There was a glimmer of hope when the test showed “spontaneous neutralizations” which indicated… something or other, but I was still burping.
Grasping at straws (despite my prior doctor’s warning against them), I met virtually with a hypnotherapist who made the connection that the onset of my burps coincided with a particularly stressful period in my life: the whiplash of unexpectedly becoming famous from HQ Trivia, the overwhelming anxiety of the behind-the-scenes turmoil, and the culminating grief over our co-founder’s sudden, tragic death.
She posited that the belching was my body’s way of expressing unprocessed trauma from that chaotic time—that my inability to fully swallow its impact had left me with a kind of psychic indigestion. She led me through a guided visualization over Zoom, and gave me a mantra to repeat morning and night. At my wit’s end, with nothing to lose and nowhere else to turn, I gave it a shot.
As I learned to harness the power of my attention, I noticed some marked improvements. Mind over matter, they say, and the focused repetition of my mantra combined with the vivid recall of my visualizations had managed to arrest my eruptions—though not completely.
On the morning of my 40th birthday last December, I was jolted awake by a vicious barrage of burps out of the blue. I’d been steadfast with my naturopathic supplements—on a regimen that had grown to some sixteen pills, three times a day— and I’d remained consistent with my hypnotherapy exercises. Yet here I was, up at 3 a.m., relitigating the same damn problem that had been haunting me for six years. Furious, I shot up out of bed and ripped into myself. I was too old for this shit. I had HAD IT UP HERE, and I really let me have it—channeling Bob Newhart in his famous MADtv cameo, screaming at whatever dyspeptic demon that had possessed my enteric nervous system to STOP IT.

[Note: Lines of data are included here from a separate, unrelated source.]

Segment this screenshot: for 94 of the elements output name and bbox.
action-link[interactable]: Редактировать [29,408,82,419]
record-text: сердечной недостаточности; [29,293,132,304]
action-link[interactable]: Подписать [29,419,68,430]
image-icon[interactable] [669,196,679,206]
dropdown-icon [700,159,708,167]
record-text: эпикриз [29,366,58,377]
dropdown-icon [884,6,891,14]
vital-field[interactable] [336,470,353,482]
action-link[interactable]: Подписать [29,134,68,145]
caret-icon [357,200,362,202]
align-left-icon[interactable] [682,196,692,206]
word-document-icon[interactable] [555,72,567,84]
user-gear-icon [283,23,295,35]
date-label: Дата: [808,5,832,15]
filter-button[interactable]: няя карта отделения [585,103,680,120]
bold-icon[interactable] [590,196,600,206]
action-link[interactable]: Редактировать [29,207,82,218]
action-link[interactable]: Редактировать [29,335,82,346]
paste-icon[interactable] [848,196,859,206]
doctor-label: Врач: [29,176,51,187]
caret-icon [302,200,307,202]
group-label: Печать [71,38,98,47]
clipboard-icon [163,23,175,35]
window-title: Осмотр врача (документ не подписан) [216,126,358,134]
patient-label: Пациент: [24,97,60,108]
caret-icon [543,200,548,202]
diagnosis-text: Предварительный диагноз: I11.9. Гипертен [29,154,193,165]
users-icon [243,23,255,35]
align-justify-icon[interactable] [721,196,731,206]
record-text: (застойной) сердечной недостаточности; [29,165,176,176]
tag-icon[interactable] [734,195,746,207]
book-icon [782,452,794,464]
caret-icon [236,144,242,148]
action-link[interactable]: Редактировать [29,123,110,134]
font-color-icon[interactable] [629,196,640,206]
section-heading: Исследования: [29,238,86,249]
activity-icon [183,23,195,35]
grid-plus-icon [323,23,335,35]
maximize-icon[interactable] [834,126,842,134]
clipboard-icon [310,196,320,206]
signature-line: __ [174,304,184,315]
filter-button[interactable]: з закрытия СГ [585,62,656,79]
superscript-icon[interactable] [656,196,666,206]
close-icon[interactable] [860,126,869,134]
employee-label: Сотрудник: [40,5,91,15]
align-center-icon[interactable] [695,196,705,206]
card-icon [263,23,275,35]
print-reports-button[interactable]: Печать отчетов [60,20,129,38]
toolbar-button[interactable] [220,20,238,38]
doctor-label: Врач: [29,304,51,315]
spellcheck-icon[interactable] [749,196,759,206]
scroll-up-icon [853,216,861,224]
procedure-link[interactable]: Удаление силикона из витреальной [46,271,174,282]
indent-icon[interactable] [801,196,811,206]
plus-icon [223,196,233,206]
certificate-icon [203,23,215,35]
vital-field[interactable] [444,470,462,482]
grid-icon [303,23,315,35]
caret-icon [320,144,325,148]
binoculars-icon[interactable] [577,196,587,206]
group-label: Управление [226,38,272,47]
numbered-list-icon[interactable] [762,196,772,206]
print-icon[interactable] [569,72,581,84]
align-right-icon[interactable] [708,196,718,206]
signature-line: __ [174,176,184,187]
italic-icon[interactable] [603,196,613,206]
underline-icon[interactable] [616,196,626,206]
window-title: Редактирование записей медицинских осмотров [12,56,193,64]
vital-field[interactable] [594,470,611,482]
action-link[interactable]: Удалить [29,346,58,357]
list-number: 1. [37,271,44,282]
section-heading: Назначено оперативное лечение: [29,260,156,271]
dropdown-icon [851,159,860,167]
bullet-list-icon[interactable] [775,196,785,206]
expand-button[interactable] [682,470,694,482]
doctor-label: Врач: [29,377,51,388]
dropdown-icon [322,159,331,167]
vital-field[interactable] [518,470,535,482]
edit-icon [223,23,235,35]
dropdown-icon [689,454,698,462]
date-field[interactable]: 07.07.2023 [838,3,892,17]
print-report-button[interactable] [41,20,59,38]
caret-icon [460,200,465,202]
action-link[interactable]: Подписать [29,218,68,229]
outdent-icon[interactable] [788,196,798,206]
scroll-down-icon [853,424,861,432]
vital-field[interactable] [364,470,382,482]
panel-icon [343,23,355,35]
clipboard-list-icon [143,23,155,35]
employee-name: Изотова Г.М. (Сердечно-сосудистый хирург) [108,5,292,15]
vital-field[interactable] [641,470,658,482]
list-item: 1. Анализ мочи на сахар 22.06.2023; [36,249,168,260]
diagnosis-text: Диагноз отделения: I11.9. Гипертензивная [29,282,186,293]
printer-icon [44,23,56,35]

Something hit me in that moment of utter frustration. This problem of mine had seemingly arisen out of nowhere, from within, but for six years I had been seeking a cure from without. The call was coming from inside the house, yet I was waiting for someone outside to answer it.
I had picked up a spicy nugget of wisdom from my guy Michael A. Singer, whose books and lectures I had been mainlining since my return from the Hoffman Process: internal problems require internal solutions. Singer might have been addressing his philosophy to the metaphysical problems of anxiety, worry, and malaise, but I wondered if it could be applied to a physical issue like my unexplained burping?
How It’s Going
Sufficiently shaken up and oddly invigorated after that pre-dawn, scare-myself-straight session, I settled back to sleep. Getting up out of bed several hours later, I was met with a deafening silence. My usual morning belly burble was noticeably absent. I decided to skip my pills that day; who needs polyphenols and probiotics when I had sheer will power? Anytime the slightest urge to purge came up, I locked in, concentrated on my third eye, told myself, “Do NOT fucking burp, you hear me?” and allowed the moment pass.
I went three weeks without so much as a single uncouth whisper—until Christmas Day, when I was hit with some kind of stomach flu that, I’ll be honest, violently set me back. But no matter, I had proved my point: I had healed myself. My inner fire had vanquished what no outer force could even fathom. My body may be a battleground, but my mind is General Sherman.